Moving the Goalposts

Among the several factors that may change the political map, in Tennessee as elsewhere, are the numbers from the 2020 census. As a result of them, the dimensions of numerous governmental districts are due to change — with effects highly noticeable in Shelby County and West Tennessee.

Both the 9th Congressional District, which includes most of Memphis and is currently represented by Democrat Steve Cohen, and the 8th Congressional District, which contains a key sliver of East Memphis and is represented by Republican David Kustoff, will have to expand their boundaries to approximate the average district population in Tennessee, which the Census Bureau found to be 767,871.

Inasmuch as the 2020 population of the 9th District was certified as 690,749, and that of the 8th District as 716,347, both West Tennessee districts will need to stretch their limits. The 9th District actually lost 14,376 people from its 2010 population of 705,125, a diminishment of 2 percent.
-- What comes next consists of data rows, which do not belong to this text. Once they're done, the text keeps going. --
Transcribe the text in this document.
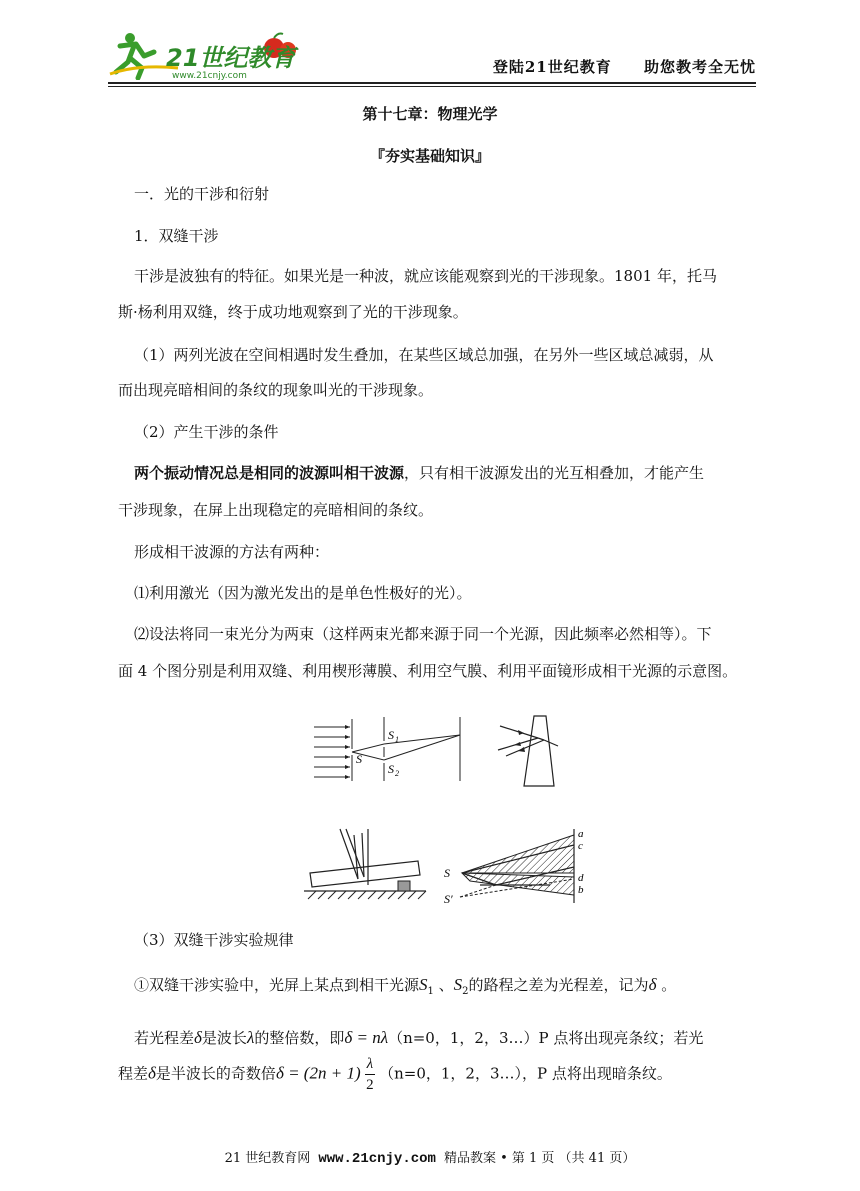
21世纪教育
www.21cnjy.com	登陆21世纪教育 助您教考全无忧
第十七章：物理光学
『夯实基础知识』
一．光的干涉和衍射
1．双缝干涉
干涉是波独有的特征。如果光是一种波，就应该能观察到光的干涉现象。1801 年，托马
斯·杨利用双缝，终于成功地观察到了光的干涉现象。
（1）两列光波在空间相遇时发生叠加，在某些区域总加强，在另外一些区域总减弱，从
而出现亮暗相间的条纹的现象叫光的干涉现象。
（2）产生干涉的条件
两个振动情况总是相同的波源叫相干波源，只有相干波源发出的光互相叠加，才能产生
干涉现象，在屏上出现稳定的亮暗相间的条纹。
形成相干波源的方法有两种：
⑴利用激光（因为激光发出的是单色性极好的光）。
⑵设法将同一束光分为两束（这样两束光都来源于同一个光源，因此频率必然相等）。下
面 4 个图分别是利用双缝、利用楔形薄膜、利用空气膜、利用平面镜形成相干光源的示意图。
S
S 1
S 2
S
S′
a
c
d
b
（3）双缝干涉实验规律
①双缝干涉实验中，光屏上某点到相干光源$S_1$ 、$S_2$的路程之差为光程差，记为δ 。
若光程差δ是波长λ的整倍数，即δ = nλ（n=0，1，2，3…）P 点将出现亮条纹；若光
程差δ是半波长的奇数倍$\delta = (2n + 1) \frac{\lambda}{2} (n=0$，1，2，3…），P 点将出现暗条纹。
21 世纪教育网 www.21cnjy.com 精品教案 • 第 1 页 （共 41 页）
The 8th, by contrast, grew by 11,227 people from 705,120, a gain of 1.6 percent. But, since both districts fell below the stage growth average of 8.49 percent, their boundaries will expand.

New configurations will occur elsewhere in the state, as well — particularly in Middle Tennessee, where several districts that experienced population booms in the last decade will have to shrink. The state’s population as a whole is now reckoned at 6.91 million, representing an increase of something like 564,000 people in a decade. But Tennessee’s growth pattern still lagged behind the national average, so Tennessee will continue with its current lineup of nine congressional seats with no additional seats added.

Again, both the 8th and 9th Districts in Tennessee will have to grow geographically to catch up with the state average of population per district. That will undoubtedly cause some tension and horse-trading as state lawmakers, who must make the determination of new district lines for congressional and state offices, set to the task, which has a deadline of April 7, 2022. (In the case of local government districts, for commission, council, and school districts, the deadline is January 1, 2022.)

The situation recalls a previous significant change in the boundaries of Districts 8 and 9 that occurred in 2011 after the 2010 census. That reapportionment process was the first overseen by a Republican legislative majority, and it resulted in the surrender of a prize hunk of donor-rich East Memphis turf from Cohen’s 9th District to the 8th. Cohen was compensated by territory to the north of Shelby County in Millington.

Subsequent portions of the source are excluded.